WRAP53β consists of a proline-rich N-terminus, a central WD40 domain and a glycine-rich C-terminus (Figure 3). The WD40 domain of WRAP53β serves as a scaffold for multiple interactions between a wide variety of molecules.

== Clinical significance ==

=== Dyskeratosis congenita ===
Germline mutations in WRAP53β result in disorder known as dyskeratosis congenita, characterized by bone marrow failure, premature ageing, predisposition for cancer and a triad of mucocutaneous features including oral leukoplakia, abnormal skin pigmentation and nail dystrophy. Mutations in WRAP53β are inherited in an autosomal recessive fashion, reside in highly conserved regions of its WD40 domain and result in a more severe form of this disease.

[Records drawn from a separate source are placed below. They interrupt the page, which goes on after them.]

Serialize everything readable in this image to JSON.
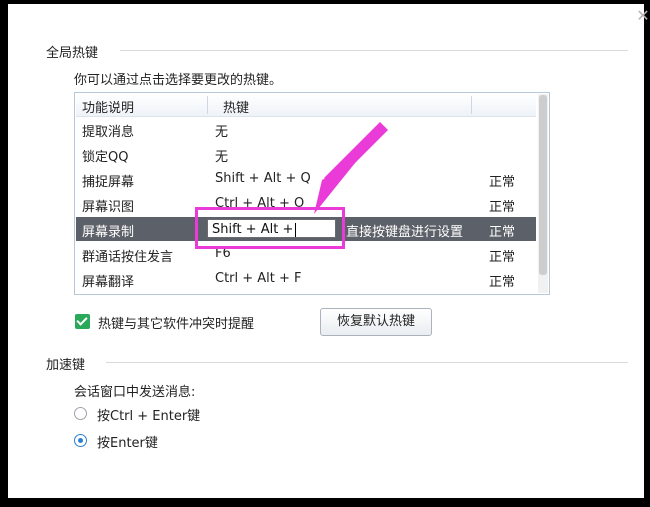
{
  "global_hotkeys": {
    "title": "全局热键",
    "hint": "你可以通过点击选择要更改的热键。",
    "columns": {
      "function": "功能说明",
      "hotkey": "热键"
    },
    "rows": [
      {
        "function": "提取消息",
        "hotkey": "无",
        "status": ""
      },
      {
        "function": "锁定QQ",
        "hotkey": "无",
        "status": ""
      },
      {
        "function": "捕捉屏幕",
        "hotkey": "Shift + Alt + Q",
        "status": "正常"
      },
      {
        "function": "屏幕识图",
        "hotkey": "Ctrl + Alt + O",
        "status": "正常"
      },
      {
        "function": "屏幕录制",
        "hotkey": "Shift + Alt +",
        "status": "正常",
        "tip": "直接按键盘进行设置",
        "selected": true
      },
      {
        "function": "群通话按住发言",
        "hotkey": "F6",
        "status": "正常"
      },
      {
        "function": "屏幕翻译",
        "hotkey": "Ctrl + Alt + F",
        "status": "正常"
      }
    ],
    "conflict_checkbox": {
      "label": "热键与其它软件冲突时提醒",
      "checked": true
    },
    "restore_button": "恢复默认热键"
  },
  "accelerators": {
    "title": "加速键",
    "send_label": "会话窗口中发送消息:",
    "options": [
      {
        "label": "按Ctrl + Enter键",
        "selected": false
      },
      {
        "label": "按Enter键",
        "selected": true
      }
    ]
  },
  "colors": {
    "highlight": "#ea3bd8",
    "selected_row": "#5c6068",
    "check": "#2aa95b",
    "radio": "#2d7fd3"
  }
}
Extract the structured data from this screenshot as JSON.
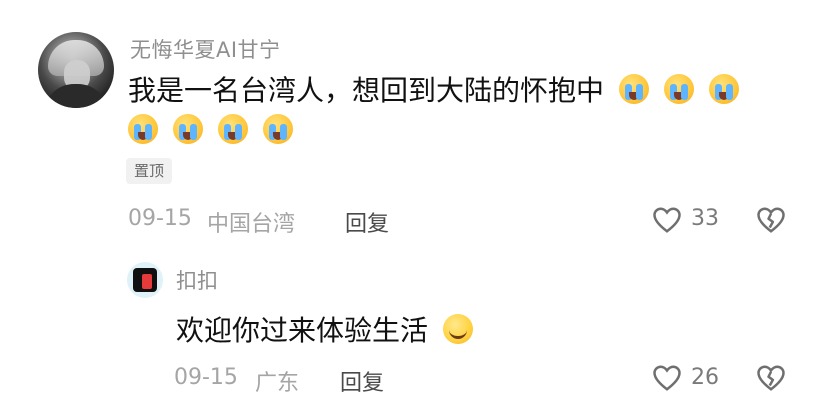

These mutations reduce the nuclear level of WRAP53β, impair its trafficking of telomerase to telomeres, and subsequently lead to progressive shortening of telomeres in these patients The chaperonin CCT/TRiC is crucial for proper folding of WRAP53β and this folding is impaired in dyskeratosis congenita

=== Spinal muscular atrophy ===
Defective WRAP53β-mediated trafficking of SMN is observed in patients afflicted by the most severe form of spinal muscular atrophy (type I or Werdnig-Hoffmann disease), a neurodegenerative disorder characterized by progressive degeneration of spinal cord anterior horn α-motor neurons and the leading genetic cause of infant mortality with an incidence of approximately 1:6000 live births. Mutations in the SMN1 gene are the underlying cause to spinal muscular atrophy (SMA).

=== Cancer ===
WRAP53β is overexpressed in a variety of cancer cell lines of different origins and such overexpression promotes carcinogenic transformation indicating that this protein possesses oncogenic properties. WRAP53β is overexpressed in primary nasopharyngeal carcinoma, esophageal squamous cell carcinoma and rectal cancer. Moreover, knockdown of WRAP53β in cancer cells reduced the size of the tumors formed when these are grafted into mice and triggers mitochondrial-dependent apoptosis in cancer cells.

In contrary, inactivating mutations in both alleles of WRAP53β causes dyskeratosis congenita, indicating that this protein acts as tumor suppressor, rather than an oncogene. Loss of nuclear WRAP53β is also correlated with shortened survival and resistance to radiotherapy in patients with head and neck cancer. With its complex roles in a number of cellular processes, WRAP53β may act as a tumor suppressor under certain conditions and as an oncogene in under others.

Single nucleotide polymorphisms (SNPs) in the WRAP53 gene have been linked to an increased risk for breast and ovarian cancer. One of these SNPs also associate with defective DNA repair and hematotoxicity in workers exposed to benzene.

==Discovery==
The WRAP53 gene was first identified by Marianne Farnebo (maiden name Hammarsund) at Karolinska Institutet in 2006. In 2009 the WRAP53β (alias TCAB1, WDR79 and WRAP53) protein was described by Steven Artandi (Stanford University), Joan Steitz (Yale University) and Marianne Farnebo (Karolinska Institutet) independently.